Per i suoi primi cento anni, il New Yorker non poteva che tornare all’immagine che più di tutte ha fatto la storia della rivista: Eustace Tilley. E questa volta, a prestargli volto e spirito è Cindy Sherman, maestra assoluta della trasformazione.
La nascita di Tilley risale al 1925, quando il direttore Harold Ross, alla vigilia del debutto editoriale, si ritrovò senza una copertina convincente. L’intuizione fu di Rea Irvin, art editor del giornale, che disegnò il giovane dandy col cilindro e il monocolo intento a osservare una farfalla. Una figura ironica e sofisticata, subito adottata come emblema del New Yorker e riproposta, di anno in anno, in innumerevoli variazioni. Per il numero che celebra il centenario, la rivista ha scelto di affidarsi a Sherman, trasformista iconica della fotografia contemporanea. L’artista appare in profilo davanti a un fondale floreale che richiama le fantasie di William Morris, indossa una giacca sportiva a righe su camicia bianca, un cappello piumato e uno dei suoi celebri nasi finti. Sul dito brilla un anello a farfalla di Clarissa Bronfman, mentre al posto del monocolo compare un piccolo specchio: per la prima volta, Tilley sembra guardare dentro sé stesso.
Non è la prima volta che il New Yorker chiama in causa grandi nomi dell’arte per reinterpretare la sua icona: da Art Spiegelman a David Hockney, passando per Amy Sherald. Ma la fotografia resta un’eccezione. Prima di Sherman, solo nel 2000 il magazine aveva osato una scelta simile, affidandosi a William Wegman che aveva sostituito il volto di Tilley con quello del suo inconfondibile weimaraner.
“È stata una sfida complicata” ha raccontato Sherman a Françoise Mouly. “Ci sono state così tante versioni di Eustace che trovare la mia non è stato affatto semplice. Stavo per rinunciare, ma quando ho trovato giacca, cappello, naso e l’anello a farfalla, tutto si è ricomposto”.
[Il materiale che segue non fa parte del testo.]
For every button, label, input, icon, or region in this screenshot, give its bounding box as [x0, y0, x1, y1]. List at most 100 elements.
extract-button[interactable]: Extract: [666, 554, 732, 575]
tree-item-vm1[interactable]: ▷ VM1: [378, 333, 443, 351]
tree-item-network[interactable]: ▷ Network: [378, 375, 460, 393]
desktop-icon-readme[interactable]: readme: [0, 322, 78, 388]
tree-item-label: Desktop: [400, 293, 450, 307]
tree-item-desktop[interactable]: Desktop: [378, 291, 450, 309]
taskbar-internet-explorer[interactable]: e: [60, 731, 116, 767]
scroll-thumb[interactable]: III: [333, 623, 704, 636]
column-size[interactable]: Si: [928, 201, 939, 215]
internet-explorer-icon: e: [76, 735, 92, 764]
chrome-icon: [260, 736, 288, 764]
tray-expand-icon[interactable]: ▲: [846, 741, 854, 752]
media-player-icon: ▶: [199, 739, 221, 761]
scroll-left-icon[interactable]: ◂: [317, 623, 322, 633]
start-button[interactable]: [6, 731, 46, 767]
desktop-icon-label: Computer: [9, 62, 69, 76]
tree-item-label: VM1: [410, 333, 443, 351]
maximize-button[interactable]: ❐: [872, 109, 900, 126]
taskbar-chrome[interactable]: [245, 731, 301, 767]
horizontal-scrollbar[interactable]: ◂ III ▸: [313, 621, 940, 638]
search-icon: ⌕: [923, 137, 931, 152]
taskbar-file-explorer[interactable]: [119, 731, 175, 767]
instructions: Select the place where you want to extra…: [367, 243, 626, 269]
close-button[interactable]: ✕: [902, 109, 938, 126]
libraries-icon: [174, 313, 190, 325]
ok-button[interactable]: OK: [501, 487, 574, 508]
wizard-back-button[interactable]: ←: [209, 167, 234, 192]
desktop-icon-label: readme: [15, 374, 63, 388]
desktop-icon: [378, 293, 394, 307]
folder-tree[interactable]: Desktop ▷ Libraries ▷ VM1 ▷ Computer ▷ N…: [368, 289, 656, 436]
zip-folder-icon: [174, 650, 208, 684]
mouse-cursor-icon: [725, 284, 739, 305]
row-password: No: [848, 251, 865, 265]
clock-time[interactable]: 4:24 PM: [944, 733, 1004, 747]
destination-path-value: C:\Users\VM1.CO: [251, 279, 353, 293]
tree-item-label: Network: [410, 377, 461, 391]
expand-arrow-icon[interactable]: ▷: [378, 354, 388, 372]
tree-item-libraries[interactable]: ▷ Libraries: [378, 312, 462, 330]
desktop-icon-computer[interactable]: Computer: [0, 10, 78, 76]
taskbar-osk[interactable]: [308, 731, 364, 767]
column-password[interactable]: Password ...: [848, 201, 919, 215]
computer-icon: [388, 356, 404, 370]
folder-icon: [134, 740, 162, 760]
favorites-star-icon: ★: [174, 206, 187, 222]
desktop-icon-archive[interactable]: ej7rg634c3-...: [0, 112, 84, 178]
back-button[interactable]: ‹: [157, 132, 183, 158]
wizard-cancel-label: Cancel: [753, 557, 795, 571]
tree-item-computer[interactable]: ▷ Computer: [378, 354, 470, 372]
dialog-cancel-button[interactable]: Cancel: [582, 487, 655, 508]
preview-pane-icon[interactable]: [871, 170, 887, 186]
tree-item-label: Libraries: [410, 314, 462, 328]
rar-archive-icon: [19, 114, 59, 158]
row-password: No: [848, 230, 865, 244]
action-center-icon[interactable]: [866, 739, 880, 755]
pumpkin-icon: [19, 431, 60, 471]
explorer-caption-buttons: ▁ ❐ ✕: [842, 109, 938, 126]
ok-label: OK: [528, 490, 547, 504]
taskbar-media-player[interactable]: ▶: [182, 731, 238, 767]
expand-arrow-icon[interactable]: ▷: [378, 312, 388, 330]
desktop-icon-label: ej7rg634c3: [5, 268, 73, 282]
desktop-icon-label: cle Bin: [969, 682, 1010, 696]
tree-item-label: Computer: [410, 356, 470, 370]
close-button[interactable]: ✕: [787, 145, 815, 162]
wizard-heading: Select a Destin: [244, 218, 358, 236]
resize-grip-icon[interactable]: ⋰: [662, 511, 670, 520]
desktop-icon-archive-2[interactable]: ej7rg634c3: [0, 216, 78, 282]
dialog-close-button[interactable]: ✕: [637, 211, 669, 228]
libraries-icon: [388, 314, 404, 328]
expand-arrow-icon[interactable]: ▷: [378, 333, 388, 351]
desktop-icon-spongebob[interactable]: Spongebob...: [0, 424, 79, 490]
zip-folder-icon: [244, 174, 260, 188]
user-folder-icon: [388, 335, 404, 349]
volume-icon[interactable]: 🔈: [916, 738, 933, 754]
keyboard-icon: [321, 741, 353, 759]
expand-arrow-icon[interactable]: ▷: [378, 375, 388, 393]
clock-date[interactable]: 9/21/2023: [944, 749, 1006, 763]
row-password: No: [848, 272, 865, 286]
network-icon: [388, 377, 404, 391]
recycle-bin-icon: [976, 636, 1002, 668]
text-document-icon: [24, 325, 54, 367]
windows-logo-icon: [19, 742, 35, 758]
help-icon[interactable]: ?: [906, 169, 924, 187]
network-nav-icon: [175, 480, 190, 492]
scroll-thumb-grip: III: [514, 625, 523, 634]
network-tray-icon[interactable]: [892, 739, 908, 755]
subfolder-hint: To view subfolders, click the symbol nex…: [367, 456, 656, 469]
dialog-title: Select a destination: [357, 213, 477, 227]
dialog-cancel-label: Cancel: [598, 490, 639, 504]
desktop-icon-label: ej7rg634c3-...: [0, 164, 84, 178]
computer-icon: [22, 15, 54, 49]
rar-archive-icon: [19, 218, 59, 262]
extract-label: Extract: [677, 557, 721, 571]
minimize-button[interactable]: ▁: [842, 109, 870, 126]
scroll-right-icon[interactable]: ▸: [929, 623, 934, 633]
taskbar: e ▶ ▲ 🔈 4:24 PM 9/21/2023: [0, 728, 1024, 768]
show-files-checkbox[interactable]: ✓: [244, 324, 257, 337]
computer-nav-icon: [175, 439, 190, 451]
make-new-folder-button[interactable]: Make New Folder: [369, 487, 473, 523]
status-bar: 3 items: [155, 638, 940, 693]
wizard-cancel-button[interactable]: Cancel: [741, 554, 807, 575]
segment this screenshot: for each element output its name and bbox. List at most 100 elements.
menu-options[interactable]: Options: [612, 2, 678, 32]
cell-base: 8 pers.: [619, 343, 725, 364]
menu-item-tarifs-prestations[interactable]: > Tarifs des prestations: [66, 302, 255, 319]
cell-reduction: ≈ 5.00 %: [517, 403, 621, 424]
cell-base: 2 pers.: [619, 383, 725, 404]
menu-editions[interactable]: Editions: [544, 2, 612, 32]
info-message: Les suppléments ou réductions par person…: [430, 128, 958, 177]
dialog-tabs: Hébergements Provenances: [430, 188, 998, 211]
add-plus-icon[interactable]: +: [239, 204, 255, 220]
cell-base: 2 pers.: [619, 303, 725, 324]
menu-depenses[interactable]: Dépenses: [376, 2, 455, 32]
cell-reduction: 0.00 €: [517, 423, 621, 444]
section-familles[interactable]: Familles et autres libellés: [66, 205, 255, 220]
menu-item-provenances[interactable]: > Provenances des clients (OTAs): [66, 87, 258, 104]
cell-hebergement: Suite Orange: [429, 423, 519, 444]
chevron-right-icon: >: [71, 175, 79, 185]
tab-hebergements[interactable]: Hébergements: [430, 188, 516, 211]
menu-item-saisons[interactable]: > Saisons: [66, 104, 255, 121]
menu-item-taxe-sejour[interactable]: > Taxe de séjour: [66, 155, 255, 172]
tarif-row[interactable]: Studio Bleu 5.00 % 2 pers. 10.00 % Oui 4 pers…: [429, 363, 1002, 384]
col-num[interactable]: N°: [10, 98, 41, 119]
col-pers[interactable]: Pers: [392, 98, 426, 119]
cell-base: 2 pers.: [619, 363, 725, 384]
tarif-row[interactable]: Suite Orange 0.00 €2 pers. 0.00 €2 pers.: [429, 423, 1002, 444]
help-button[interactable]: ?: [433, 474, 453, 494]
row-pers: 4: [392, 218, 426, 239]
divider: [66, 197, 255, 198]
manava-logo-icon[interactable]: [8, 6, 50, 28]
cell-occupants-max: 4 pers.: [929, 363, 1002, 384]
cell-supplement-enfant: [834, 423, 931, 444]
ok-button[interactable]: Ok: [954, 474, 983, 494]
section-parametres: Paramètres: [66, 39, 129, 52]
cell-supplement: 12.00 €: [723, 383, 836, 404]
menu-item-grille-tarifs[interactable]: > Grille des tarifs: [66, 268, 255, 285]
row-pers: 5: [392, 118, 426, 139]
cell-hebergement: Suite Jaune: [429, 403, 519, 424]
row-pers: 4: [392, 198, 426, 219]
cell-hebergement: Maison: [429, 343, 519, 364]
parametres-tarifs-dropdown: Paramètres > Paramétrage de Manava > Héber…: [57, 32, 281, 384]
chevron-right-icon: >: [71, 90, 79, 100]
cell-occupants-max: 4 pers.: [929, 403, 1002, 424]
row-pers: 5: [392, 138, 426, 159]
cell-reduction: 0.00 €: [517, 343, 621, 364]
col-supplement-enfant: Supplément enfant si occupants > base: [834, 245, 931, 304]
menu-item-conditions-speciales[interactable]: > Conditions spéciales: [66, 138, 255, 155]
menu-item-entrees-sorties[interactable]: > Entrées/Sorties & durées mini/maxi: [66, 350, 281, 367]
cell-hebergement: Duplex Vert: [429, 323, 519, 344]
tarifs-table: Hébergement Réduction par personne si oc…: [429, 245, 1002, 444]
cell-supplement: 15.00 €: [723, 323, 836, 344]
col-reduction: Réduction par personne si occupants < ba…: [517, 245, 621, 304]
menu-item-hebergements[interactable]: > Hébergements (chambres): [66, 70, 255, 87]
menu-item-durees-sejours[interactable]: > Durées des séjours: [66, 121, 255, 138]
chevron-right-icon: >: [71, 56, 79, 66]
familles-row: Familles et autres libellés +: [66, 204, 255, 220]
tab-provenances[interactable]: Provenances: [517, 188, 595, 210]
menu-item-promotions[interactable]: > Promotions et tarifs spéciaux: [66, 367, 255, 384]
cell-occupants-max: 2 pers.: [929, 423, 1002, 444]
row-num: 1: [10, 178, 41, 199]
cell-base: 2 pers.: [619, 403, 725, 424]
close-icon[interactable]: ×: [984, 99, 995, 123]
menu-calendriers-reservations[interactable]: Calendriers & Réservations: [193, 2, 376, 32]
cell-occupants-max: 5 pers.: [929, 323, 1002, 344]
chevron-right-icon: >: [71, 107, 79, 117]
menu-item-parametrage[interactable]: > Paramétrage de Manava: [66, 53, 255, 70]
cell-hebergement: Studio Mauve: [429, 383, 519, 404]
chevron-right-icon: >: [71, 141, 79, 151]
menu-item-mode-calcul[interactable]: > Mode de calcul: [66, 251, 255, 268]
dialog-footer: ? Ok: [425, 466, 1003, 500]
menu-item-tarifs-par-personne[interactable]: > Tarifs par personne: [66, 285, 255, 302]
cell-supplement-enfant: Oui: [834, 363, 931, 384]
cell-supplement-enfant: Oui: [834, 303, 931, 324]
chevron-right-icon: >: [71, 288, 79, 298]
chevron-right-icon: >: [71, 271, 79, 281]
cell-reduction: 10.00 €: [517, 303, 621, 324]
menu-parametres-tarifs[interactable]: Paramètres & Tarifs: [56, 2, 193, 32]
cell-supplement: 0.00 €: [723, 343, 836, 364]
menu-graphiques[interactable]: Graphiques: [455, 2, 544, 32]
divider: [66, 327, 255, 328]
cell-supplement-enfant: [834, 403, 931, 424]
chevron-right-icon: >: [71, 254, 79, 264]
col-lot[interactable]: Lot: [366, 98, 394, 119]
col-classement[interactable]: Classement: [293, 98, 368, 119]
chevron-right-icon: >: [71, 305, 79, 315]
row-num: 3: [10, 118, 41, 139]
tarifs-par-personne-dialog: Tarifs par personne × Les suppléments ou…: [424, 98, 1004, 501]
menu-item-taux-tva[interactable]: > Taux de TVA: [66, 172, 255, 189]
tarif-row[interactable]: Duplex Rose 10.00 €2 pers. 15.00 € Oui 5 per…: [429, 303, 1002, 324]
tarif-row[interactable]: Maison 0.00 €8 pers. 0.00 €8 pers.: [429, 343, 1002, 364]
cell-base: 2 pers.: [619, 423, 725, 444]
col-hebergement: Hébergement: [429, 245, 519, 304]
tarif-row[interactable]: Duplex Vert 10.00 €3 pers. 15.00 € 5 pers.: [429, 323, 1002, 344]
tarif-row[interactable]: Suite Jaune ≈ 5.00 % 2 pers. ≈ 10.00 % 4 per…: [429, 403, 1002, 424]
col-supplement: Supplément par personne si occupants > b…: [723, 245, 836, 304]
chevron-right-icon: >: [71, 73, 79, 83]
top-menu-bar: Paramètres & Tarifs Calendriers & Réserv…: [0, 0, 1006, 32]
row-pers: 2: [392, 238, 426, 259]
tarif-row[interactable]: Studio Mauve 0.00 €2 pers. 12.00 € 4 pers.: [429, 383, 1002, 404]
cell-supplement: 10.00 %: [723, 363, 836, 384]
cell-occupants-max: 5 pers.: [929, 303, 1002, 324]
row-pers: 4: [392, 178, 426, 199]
La copertina arriva in un momento particolarmente significativo per l’artista. Sherman è infatti protagonista della mostra Cindy Sherman. The Women da Hauser & Wirth Menorca, il suo ritorno in Spagna dopo oltre vent’anni. L’esposizione raccoglie lavori che spaziano dagli anni ’70 ai 2010, inclusa la serie leggendaria degli Untitled Film Stills, e prende il titolo da The Women (1936), la commedia di Clare Boothe Luce che denunciava i rapporti di potere tra i sessi. Una tappa che segue la mostra newyorkese dell’anno scorso, dedicata al tema dell’invecchiamento.